Overview
Skills
Job Details
Position: ML / Bioinformatics Data Scientist
Location: Remote (PST work hours)
Duration: Long term contract
About the Role:
We are seeking a highly motivated and collaborative Bioinformatics/ML scientist to join the Computational biology & Medicine department in Computational Sciences COE (Center of Excellence) within Genentech's Research and Early Development (gRED). The successful candidate will contribute to a cross-functional project that will apply Machine Learning (ML) models to multi-modal datasets collected from clinical trials. This role requires a deep understanding of application of Machine Learning models, a background in biology, a passion for innovation, and a commitment to improving healthcare outcomes through cutting-edge technology.
We are looking for exceptional researchers with a passion for interdisciplinary research and technical problem-solving, and a proven ability to develop and implement research ideas. The candidate is expected to have worked on previous ML modeling projects and applying them to multi-modal datasets to be considered.
About the Project:
The goal of this project is to develop a machine learning model to predict a patient's risk for drug-induced liver toxicity based on a wide variety of patient characteristics including clinical, genetics, omics and safety labs. The focus will be harmonizing these diverse data sources, deriving new features, and building machine learning models designed to identify a predictive signature that can distinguish between at-risk and not-at-risk patient populations.
Key Responsibilities:
- Data centralization and harmonization
- Applying ML methods on assembled dataset to identify patients' risk for drug-induced liver toxicity.
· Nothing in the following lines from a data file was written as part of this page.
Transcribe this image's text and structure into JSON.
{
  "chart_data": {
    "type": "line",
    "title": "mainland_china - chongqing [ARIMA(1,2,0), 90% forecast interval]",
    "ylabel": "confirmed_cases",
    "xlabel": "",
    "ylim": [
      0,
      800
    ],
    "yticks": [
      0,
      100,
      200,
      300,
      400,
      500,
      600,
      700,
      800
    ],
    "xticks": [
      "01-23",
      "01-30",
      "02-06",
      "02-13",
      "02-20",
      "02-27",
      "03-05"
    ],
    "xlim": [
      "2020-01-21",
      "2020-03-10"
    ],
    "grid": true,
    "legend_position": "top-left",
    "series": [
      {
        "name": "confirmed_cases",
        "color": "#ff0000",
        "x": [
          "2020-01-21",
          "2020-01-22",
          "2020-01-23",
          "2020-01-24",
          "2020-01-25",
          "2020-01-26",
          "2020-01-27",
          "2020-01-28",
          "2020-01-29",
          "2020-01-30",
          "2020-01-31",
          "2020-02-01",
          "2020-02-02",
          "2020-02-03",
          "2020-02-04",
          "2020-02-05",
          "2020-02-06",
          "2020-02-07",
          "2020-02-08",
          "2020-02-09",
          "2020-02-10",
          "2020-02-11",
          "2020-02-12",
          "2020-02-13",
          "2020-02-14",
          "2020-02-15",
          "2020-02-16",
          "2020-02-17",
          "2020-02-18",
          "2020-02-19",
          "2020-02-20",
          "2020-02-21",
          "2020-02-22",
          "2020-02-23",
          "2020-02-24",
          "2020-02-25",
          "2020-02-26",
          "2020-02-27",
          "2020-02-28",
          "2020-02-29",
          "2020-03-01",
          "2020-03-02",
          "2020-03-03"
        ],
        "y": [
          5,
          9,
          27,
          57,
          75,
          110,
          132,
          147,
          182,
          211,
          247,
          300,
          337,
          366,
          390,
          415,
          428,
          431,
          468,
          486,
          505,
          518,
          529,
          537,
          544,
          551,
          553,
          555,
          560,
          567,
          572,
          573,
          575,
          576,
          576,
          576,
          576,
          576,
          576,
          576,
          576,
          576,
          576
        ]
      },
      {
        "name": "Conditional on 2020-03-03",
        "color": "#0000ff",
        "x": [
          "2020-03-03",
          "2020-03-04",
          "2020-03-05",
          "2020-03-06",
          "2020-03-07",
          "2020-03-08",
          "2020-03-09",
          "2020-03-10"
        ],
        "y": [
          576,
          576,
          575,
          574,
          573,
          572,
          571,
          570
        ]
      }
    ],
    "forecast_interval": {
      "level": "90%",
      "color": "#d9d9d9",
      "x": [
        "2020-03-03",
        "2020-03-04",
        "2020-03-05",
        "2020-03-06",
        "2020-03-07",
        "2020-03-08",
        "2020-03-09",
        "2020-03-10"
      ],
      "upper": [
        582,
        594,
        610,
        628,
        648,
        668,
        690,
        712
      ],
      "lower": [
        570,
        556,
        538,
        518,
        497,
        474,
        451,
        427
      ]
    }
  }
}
- Collaborate with interdisciplinary and cross-functional teams including biologists, chemists, data scientists, and other stakeholders.
Educational Background:
- PhD degree in quantitative field ( e.g., Computer Science, Computational Biology, Bioinformatics, Statistics, Mathematics)
Experience:
- Proven track record of working with statistical modeling techniques, including ML methods, is required
- Demonstrated interest in problems across biology as applied to the discovery and development of treatments for disease is preferred
Technical Skills:
- Data Science & Programming: Expertise in Python/R for data manipulation, statistical analysis, and ML model building (required)
- Multimodal Data & Modeling: Proven ability to work with diverse data types (omics, clinical, imaging) (required).
- Knowledge of statistics and experience with survival analysis (required)
- Domain & AI-specific Skills: Experience with NLP/LLMs for feature extraction from unstructured text, and a strong background in a neuroscience (preferred)
Soft Skills:
- Excellent communication, collaboration, and problem-solving skills (required).
Publications:
- Strong publication record and experience contributing to research communities.